The ants are toasted or eaten alive. The Mauhe puts a stick in the ant's nest and the little critters run straight into his mouth. During pregnancy, many Indians women cause themselves to bleed, using a toucan or rodent's tooth, which causes an abundant loss of blood in the arms and legs, and then the wound is blackened, rubbing it with soot of the burned genipap.

Genipap flower

When the chief or another member of his family dies, the Indians also impose upon themselves a month of fasting; then, they only swallow guarana, water and ants. The deceased is bound by the extremities, stretched out on a stick, and exposed to the fire which has been lighted around it. The corpse is dried to such a degree that, after the first two weeks of the fast of the living, it looks like a mummy with bent legs, in a round pit, where, by means of stones and sticks, it stays in that position, without being covered with earth.

Having completed the period of drying, the mummy is withdrawn from the pit and put to rest, with the entire horde dancing all day long around it, between horrible howls and cries.

They believe they have lost their substance by crying, so they seek to remedy it by leading from the nose to the mouth the water of the tears and swallowing it.
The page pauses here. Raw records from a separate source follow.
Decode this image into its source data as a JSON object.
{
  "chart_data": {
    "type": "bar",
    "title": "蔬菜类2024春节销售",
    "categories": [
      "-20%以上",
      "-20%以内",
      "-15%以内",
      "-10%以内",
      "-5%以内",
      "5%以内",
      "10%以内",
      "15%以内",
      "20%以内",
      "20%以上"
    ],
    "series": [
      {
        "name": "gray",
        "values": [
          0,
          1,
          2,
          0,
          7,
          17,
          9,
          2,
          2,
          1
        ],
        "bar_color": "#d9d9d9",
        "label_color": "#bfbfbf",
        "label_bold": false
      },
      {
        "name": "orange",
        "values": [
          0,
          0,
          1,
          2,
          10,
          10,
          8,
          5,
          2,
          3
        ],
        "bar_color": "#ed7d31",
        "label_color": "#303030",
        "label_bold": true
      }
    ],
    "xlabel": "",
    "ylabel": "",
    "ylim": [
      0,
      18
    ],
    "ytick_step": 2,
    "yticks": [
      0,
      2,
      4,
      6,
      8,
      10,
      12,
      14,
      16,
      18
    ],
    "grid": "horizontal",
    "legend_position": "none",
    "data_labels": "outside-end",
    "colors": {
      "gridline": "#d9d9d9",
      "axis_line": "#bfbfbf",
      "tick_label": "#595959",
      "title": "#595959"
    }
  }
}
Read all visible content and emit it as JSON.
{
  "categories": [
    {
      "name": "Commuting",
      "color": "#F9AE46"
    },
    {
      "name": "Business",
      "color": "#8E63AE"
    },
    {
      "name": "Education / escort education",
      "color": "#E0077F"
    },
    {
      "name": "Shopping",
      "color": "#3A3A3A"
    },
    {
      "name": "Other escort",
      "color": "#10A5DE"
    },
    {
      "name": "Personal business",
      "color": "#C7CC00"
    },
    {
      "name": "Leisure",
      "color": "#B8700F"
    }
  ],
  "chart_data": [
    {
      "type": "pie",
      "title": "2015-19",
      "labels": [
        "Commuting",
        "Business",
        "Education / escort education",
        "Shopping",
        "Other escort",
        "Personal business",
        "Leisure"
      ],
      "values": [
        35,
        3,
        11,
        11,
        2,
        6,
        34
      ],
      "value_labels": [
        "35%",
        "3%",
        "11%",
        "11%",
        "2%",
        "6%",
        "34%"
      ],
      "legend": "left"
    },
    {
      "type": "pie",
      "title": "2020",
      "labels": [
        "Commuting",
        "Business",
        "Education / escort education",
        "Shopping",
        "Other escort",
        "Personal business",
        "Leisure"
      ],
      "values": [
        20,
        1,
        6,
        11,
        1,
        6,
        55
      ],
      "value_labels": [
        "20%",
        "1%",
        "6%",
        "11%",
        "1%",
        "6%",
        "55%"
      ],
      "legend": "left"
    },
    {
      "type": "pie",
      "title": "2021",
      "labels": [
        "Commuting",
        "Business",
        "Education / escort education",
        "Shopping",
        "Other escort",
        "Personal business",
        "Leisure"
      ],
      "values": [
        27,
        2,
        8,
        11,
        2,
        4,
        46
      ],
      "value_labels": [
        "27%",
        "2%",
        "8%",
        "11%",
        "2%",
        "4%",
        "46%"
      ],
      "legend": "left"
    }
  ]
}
In the afternoon, already exhausted by these excesses, they bury the bodies in the place described and spend the night dancing and drinking cajiri, which, like the waters of Lethe, erases all the memory of the dead.

Funeral party

Drinking cajiri

When, once, a chief returned from the south of the province to his tribe, he died on the way; his people divided his body into two halves, below the ribs, and the dissected trunk was taken home. These customs remind us of the Tupis.

Civilized Tupi today

Singular also is the habit of not eating the big fish of the river, but only the small fishes of the streams and lagoons of the woods, and abstaining from all poaching raids with the dogs or killing with the rifle.

To maintain their physical strength, they compensate for the lack of animal food, eating many oily fruits, such as palm coconuts, piqui, chestnut, etc.,

Pachira aquatica, the Maranhao chestnut

in search of which they wander through the woods, looking for ripe ones. In the expeditions, they arm themselves with the blowpipe and poisoned arrows,

that they acquire from their neighbors of the west, but only use them in hunting; otherwise, they use the bow and arrow:

Their bows are made of red wood, are very large and elastic, and are traded as an article of commerce, to many other tribes.